Susanne Kalberer

Von Kamelen und sonstigem Glück

2022 Bibelübergabe (Foto: Susanne Kalberer)

Wer nicht dabei war, hat etwas verpasst. Spritzig, voller Drive und in weiten Teilen «uf Bärndütsch» kam am vergangenen Sonntag der Familiengottesdienst in der evangelischen Kirche daher. Christof Fankhauser, der Liedermacher aus dem Emmental, wusste nicht nur die 4. Klässlerinnen und -Klässler zu begeistern.
Susanne Kalberer,
Augen und Ohren sind weit offen, als der Troubadour mit Hut, kobaltblauem Hemd, Jeans und roten Chucks auf seinem Blaspiano klagt, um gleich darauf vergnüglich tonale Purzelbäume zu schlagen. «Mängisch bisch elei, mängisch simer zwöi, oder drüü, vier, füfi zäme, wo gärn öppis undernäme, ganz egal, was i grad tue, Gott isch dert derbii», mit seinem lockeren Einstiegssong gelingt Christof Fankhauser eine Initialzündung mit Applaus.

Endlich wieder «ohne»

Pfarrer Lukas Weinhold freut sich, diesen Familiengottesdienst mit dem Überreichen der Bibeln an die Religionsschülerinnen und -schüler aus der 4. Klasse ganz ohne einschränkende Auflagen feiern zu dürfen. Der Service aus den vergangenen zwei Jahren, die Feier in die eigenen vier Wände zu streamen, bleibt an diesem Sonntag noch erhalten. Mit Gebeten und Gesang tragen die Kinder zusammen mit ihren Katechetinnen Susanne Meyer-Büchi und Lucia Höchli zu einem gelingenden Gottesdienst bei. Wie die Kinder auf der Bühne stehen und ihre Bibeln in Empfang nehmen, ist rührend.

Ein Kamel in der Klemme

Was hat es wohl mit der Ankündigung auf sich, dass der Liedermacher ein Kamel von der Strasse zu sich nach Hause genommen hat? Offensichtlich ist Christof Fankhauser das Dromedar ans Herz gewachsen, denn es spielt die Hauptrolle in der Bildergeschichte. Schliesslich soll es mit Sack und Pack durch ein winzig kleines Stadttor hindurch. Beladung runter, Sattel ab, Bauch einziehen, stossen, zwängen – und hoppla, das Lasttier schafft das schier unmögliche Vorhaben wirklich.
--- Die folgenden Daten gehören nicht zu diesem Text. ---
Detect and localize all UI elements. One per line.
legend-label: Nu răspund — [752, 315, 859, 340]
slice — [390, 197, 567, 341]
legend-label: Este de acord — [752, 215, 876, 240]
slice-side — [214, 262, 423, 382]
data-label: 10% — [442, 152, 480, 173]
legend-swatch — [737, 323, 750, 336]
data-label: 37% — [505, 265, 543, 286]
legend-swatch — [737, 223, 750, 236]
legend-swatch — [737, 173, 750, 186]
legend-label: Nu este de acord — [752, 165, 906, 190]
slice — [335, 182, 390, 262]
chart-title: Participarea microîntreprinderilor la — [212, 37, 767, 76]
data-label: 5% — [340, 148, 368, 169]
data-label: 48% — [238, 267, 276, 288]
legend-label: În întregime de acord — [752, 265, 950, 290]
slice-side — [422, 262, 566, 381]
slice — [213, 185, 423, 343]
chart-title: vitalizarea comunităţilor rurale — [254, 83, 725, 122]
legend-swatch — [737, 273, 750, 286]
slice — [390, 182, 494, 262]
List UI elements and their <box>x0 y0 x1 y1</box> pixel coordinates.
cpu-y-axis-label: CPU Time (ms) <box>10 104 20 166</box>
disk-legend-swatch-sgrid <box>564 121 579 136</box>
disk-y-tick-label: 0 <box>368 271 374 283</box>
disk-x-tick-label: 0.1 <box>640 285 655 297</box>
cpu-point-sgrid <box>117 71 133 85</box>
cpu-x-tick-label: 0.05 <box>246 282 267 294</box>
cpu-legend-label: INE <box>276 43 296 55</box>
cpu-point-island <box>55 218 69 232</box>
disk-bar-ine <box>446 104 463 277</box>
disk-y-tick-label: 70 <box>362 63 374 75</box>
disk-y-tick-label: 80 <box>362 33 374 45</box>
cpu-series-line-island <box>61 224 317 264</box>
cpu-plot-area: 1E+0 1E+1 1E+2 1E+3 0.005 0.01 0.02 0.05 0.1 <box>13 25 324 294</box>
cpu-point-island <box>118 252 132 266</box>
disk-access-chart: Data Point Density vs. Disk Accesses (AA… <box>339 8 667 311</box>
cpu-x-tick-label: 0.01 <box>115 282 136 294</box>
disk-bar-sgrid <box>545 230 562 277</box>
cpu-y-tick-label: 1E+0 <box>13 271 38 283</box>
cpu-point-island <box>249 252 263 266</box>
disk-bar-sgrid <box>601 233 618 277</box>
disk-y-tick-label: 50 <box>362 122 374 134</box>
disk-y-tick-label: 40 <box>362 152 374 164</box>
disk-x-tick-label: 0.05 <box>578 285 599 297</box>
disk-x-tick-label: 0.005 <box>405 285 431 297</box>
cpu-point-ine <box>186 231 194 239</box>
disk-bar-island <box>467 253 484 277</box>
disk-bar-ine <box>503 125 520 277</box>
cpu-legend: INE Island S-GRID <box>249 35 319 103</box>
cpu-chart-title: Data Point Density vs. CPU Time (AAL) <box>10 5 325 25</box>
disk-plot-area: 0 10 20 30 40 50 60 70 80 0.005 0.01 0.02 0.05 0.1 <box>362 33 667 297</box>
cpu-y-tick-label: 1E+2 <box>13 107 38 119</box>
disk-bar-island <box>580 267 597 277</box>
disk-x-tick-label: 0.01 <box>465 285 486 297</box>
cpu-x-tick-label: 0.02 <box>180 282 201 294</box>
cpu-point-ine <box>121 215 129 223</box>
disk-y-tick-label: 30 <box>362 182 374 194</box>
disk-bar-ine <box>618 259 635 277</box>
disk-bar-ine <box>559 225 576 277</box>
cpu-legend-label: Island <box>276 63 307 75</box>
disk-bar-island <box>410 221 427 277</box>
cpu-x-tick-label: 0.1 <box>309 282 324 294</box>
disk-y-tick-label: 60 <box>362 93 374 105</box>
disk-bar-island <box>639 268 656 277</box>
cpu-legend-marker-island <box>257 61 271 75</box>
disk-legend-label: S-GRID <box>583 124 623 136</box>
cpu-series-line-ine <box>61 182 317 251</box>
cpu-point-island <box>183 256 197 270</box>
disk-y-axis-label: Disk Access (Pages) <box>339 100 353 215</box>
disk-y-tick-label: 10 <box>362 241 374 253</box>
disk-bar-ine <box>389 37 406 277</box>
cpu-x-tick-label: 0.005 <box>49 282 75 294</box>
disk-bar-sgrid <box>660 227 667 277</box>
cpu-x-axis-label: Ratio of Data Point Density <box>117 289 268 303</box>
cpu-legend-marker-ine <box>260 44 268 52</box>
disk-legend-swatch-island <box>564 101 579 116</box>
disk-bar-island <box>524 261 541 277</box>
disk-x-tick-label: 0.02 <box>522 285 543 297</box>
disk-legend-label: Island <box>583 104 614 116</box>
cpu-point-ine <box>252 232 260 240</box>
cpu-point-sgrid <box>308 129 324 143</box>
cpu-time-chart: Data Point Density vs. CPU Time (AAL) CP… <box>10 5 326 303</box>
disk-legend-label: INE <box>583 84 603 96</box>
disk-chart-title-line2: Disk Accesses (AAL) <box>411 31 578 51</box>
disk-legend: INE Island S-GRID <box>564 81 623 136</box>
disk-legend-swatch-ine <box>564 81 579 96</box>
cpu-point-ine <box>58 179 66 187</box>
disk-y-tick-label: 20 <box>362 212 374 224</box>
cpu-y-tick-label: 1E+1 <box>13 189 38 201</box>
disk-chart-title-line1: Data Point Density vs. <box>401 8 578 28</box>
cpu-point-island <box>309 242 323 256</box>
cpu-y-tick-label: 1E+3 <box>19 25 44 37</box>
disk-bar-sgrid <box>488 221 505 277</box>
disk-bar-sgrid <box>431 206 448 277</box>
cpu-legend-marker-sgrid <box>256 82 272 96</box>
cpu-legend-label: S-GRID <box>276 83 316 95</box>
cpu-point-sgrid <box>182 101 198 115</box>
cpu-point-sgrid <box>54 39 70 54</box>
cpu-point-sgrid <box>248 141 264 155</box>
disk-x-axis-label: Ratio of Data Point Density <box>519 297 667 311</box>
Einige Kinder staunen, dass die Bildergeschichte in Anlehnung an das bekannte Gleichnis Jesu’ «Leichter geht ein Kamel durch ein Nadelöhr, als dass ein Reicher in das Reich Gottes hineinkommt» entstanden ist. «Ein Reicher ist jemand, der einfach zu viel hat», fasst Christof Fankhauser zusammen. Immer wieder habe er die Erfahrung gemacht, dass weniger mehr sei und oft viel Freiheit berge. Mit einem letzten Song verabschiedet er sich auf sympathische Weise: «Dass du guete Gott gross bisch, dass du starch bisch, isch mis allergröschte Glück.»